Bajo los adoquines está Le Pen
Macron encadena su octavo primer ministro en ocho años y deja una sensación de fin de siglo


El Napoleón del siglo XXI, Emmanuel Jean-Michel Frédéric Macron, llegó a la presidencia de la República con solo 39 años, sin más experiencia política que unos meses en un ministerio de segunda fila. Le sobraban inteligencia, ambición, carácter, audacia y hasta suerte. Llegó como un vendaval: no dejaba de ser un inspector de Hacienda del montón, pero supo dotarse de un aura romántica; era pianista (luego supimos que mediocre), poeta (mejor pasar de puntillas por aquí), filósofo (de tercera), seductor (ahí sí, de división de honor) y daba los mejores discursos del Atlántico Norte. No tenía ideología, sino estrategia. No tenía un partido, sino un movimiento. No tenía enemigos, sino simples obstáculos. Iba a aprobar la reforma de pensiones que nadie había podido aprobar e iba a enfrentarse a los sindicatos: había sido un banquero de los Rothschild, aquellos del “compra cuando la sangre corra por las calles”. Y destrozó los viejos partidos de centroizquierda y centroderecha, esas reliquias del pasado que estaban provocando la ruina de Francia.
¿Qué queda de aquel Napoleón sin uniforme ocho años después? Una sensación de fin de siècle: es un líder completamente aislado, detestado por una parte de su propia formación, metido en una espiral delirante de decadencia, con su popularidad hundida en el 14% y con Le Pen rayando en los sondeos a una altura cercana al 40%.

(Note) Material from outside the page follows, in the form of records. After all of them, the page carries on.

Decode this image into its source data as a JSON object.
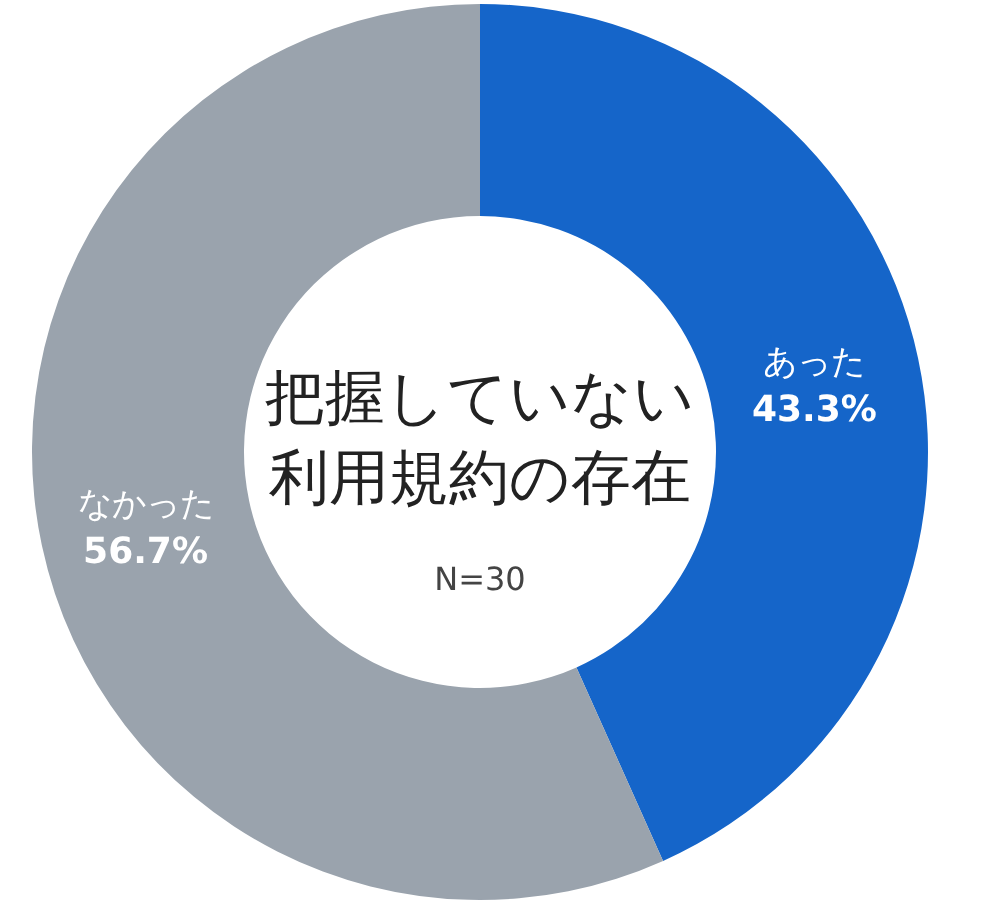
{
  "chart_data": {
    "type": "donut",
    "title": "把握していない利用規約の存在",
    "subtitle": "N=30",
    "categories": [
      "あった",
      "なかった"
    ],
    "values": [
      43.3,
      56.7
    ],
    "colors": [
      "#1565c9",
      "#9aa3ad"
    ],
    "value_labels": [
      "43.3%",
      "56.7%"
    ]
  }
}
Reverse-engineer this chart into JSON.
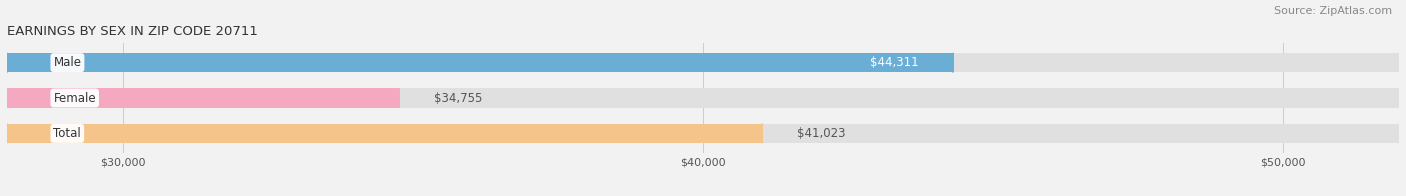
{
  "title": "EARNINGS BY SEX IN ZIP CODE 20711",
  "source": "Source: ZipAtlas.com",
  "categories": [
    "Male",
    "Female",
    "Total"
  ],
  "values": [
    44311,
    34755,
    41023
  ],
  "bar_colors": [
    "#6aaed6",
    "#f4a9c0",
    "#f5c48a"
  ],
  "label_inside": [
    true,
    false,
    false
  ],
  "xlim": [
    28000,
    52000
  ],
  "xticks": [
    30000,
    40000,
    50000
  ],
  "xtick_labels": [
    "$30,000",
    "$40,000",
    "$50,000"
  ],
  "value_labels": [
    "$44,311",
    "$34,755",
    "$41,023"
  ],
  "bar_height": 0.55,
  "background_color": "#f2f2f2",
  "title_fontsize": 9.5,
  "source_fontsize": 8,
  "bar_label_fontsize": 8.5,
  "category_fontsize": 8.5,
  "tick_fontsize": 8
}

Macron convocó a los partidos de madrugada, casi a la desesperada, para tratar de salvar la pelota de partido. El presidente necesitaba imperiosamente nombrar a un primer ministro, el octavo en ocho años (luego hablamos de inestabilidad política en España) y sacar adelante un proyecto de presupuestos (de nuevo ecos de España por aquí). Tiene que aprobar un ajuste fiscal modesto para tratar de dejar el déficit en un 5% del PIB en 2026 (España acabará este año alrededor del 3%, y su economía crece el triple que la francesa). La deuda pública está en el 114% del PIB (por encima de la española), y la prima de riesgo francesa ha ido escalando a medida que la política se adentraba en el ruido y la furia: la poderosa Francia paga más intereses, fin de la comparación, que España. A Macron le queda un estrecho camino entre la espada y la pared: como única baza para salir del impasse y conseguir una tregua temporal puede usar el escaso apetito en los partidos de la Asamblea Nacional, salvo los extremos izquierdo y derecho, por adelantar elecciones.
Tiene que hacer equilibrismos para forjar una frágil mayoría. Es muy posible que los socialistas le exijan suspender la reforma de pensiones al menos hasta 2027, lo que reduciría a escombros su legado. Quedarán para la historia un buen puñado de discursos sobresalientes, en un francés majestuoso, y en un inglés con reminiscencias shakespearianas. Y al paso que va, nada más. Los discursos, las buenas razones, son fundamentales en política, pero sin hechos y sin eficacia no hay Maquiavelo que arregle el desaguisado. El establishment francés empieza a reclamar que saque adelante los presupuestos con un Gobierno técnico y adelante las elecciones cuanto antes. El brillante tecnócrata, el reformista sin partido, el filósofo y banquero reconvertido en presidente de la V República ha perdido pie. Resiste, se agarra al poder. Nada más.
Franz Reichelt, el sastre volador, saltó fatídicamente desde la torre Eiffel en 1912, con un traje paracaídas holgado, convencido de que su invento salvaría a miles de aviadores. Antes del salto hizo una pausa de 40 segundos. Cuando por fin se lanzó al vacío, la corriente del aire le enrolló la tela al cuerpo: cayó a plomo. Los 40 segundos de vacilación de Reichelt antes de saltar son una enmienda a la totalidad de la acción impetuosa; el hecho de que finalmente se lanzara abrió el camino hacia los paracaídas modernos. Macron está ante sus particulares 40 segundos. Debería aprovecharlos para remendar su paracaídas y lograr que su país salga del laberinto en el que lo ha metido. Si no lo consigue podría terminar —políticamente— como Reichelt, rompiéndose la crisma contra el frío pavimento de París. Y ojo, porque bajo los adoquines ya no está la playa, eso era en el 68. Ahora espera el fantasma de Le Pen.